Haïti : des citoyens se montrent hostiles au projet de la nouvelle Constitution
Plusieurs citoyens ont partagé avec la rédaction de Lakay Info509 leur opinion sur le projet de la nouvelle Constitution de la République d’Haïti.
Me Joseph Grégory Dorce, avocat au Barreau de Port-au-Prince, estime que le document a été élaboré dans un contexte de crise institutionnelle et présente des lacunes juridiques. Selon lui, le processus de rédaction, qui exclut une consultation citoyenne inclusive, affaiblit sa légitimité démocratique.
« L’indépendance de la justice demeure théorique, avec des mécanismes de nomination des juges vulnérables aux influences politiques. Les droits des minorités et des femmes ne bénéficient pas de protections adaptées aux réalités haïtiennes », déclare l’homme de loi.
Le coordonnateur national du parti Des Haïtiens Unis pour Sauver Haïti (PHUSHA), Osman Gesner, considère que les dirigeants actuels n’ont pas le droit de modifier, de changer ou d’amender la Constitution haïtienne.
Arguant qu’ils manquent de légitimité et des qualifications nécessaires, le responsable de cette structure politique affirme que ce projet de loi, créé sans la participation du peuple, constitue une imposition et une violation constitutionnelle.
Le sociologue Louis Victor a également exprimé ses préoccupations. Il se dit particulièrement inquiet concernant la section dédiée à l’université. Selon lui, le projet de la nouvelle Constitution encourage la recherche, mais ne prévoit pas de financement pour celle-ci. M. Victor affirme que la recherche est l’une des fonctions clés de l’université et considère cette omission comme une aberration.

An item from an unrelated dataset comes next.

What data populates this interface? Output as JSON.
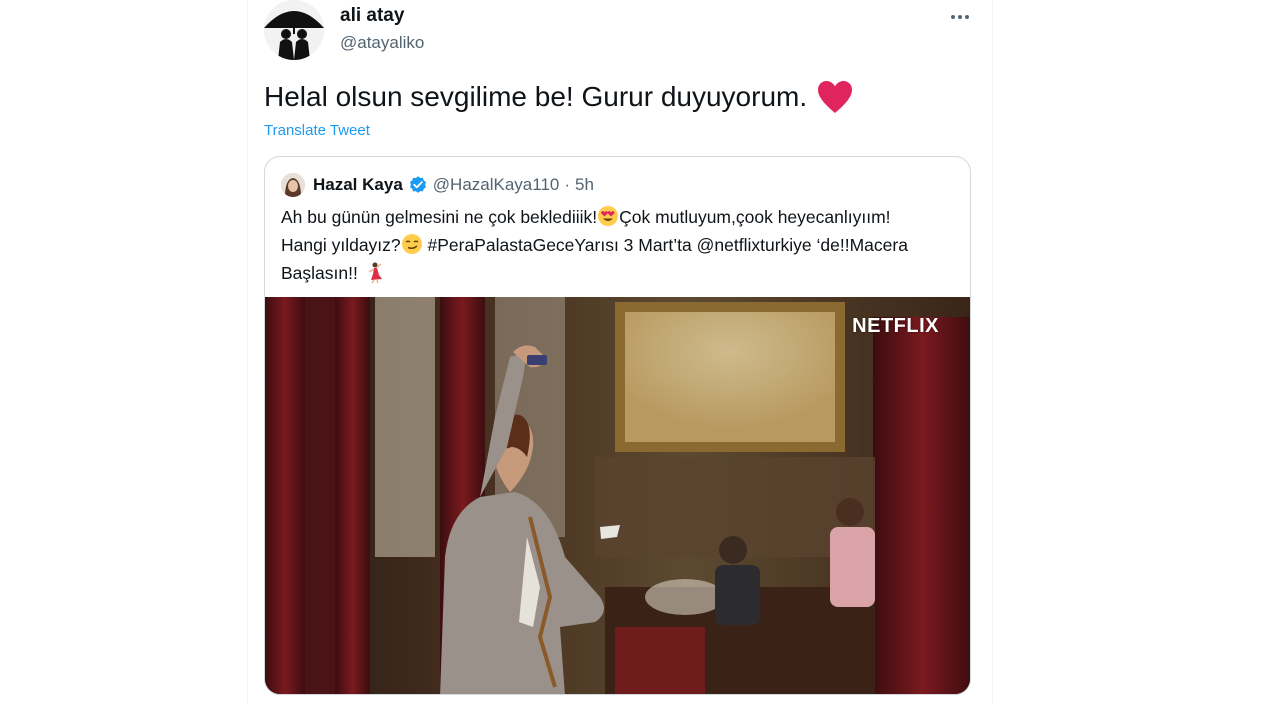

« Ce document prouve la volonté de nos autorités de mettre fin à l’éducation. En voulant fixer les normes de fonctionnement de l’éducation, elles cherchent à nous maintenir dans l’obscurantisme pour mieux nous manipuler, comme des veaux qu’on mène à l’abattoir », a martelé Louis Victor.
Estherline Pierre, réfugiée dans le camp de déplacés à l’École Nationale Claire Heureuse en raison des exactions des gangs armés, se montre indifférente au projet de la nouvelle Constitution. Pour elle, les autorités devraient d’abord résoudre la situation sécuritaire et permettre aux gens de retourner chez eux.
« Je veux rentrer chez moi. Ce sujet n’est pas ma priorité. J’en ai assez de vivre dans ce camp, où nos conditions de vie sont humiliantes. Ce projet de loi n’apportera aucun changement positif réel à la situation du peuple », déclare cette mère de trois enfants.
Soulignons que la Conférence Épiscopale d’Haïti (CEH), dans une note, a jugé le moment inopportun pour l’adoption d’une nouvelle Constitution. L’institution religieuse a proposé de travailler davantage à l’élaboration d’une charte fondatrice de l’avenir commun, plutôt qu’une Constitution imposée unilatéralement.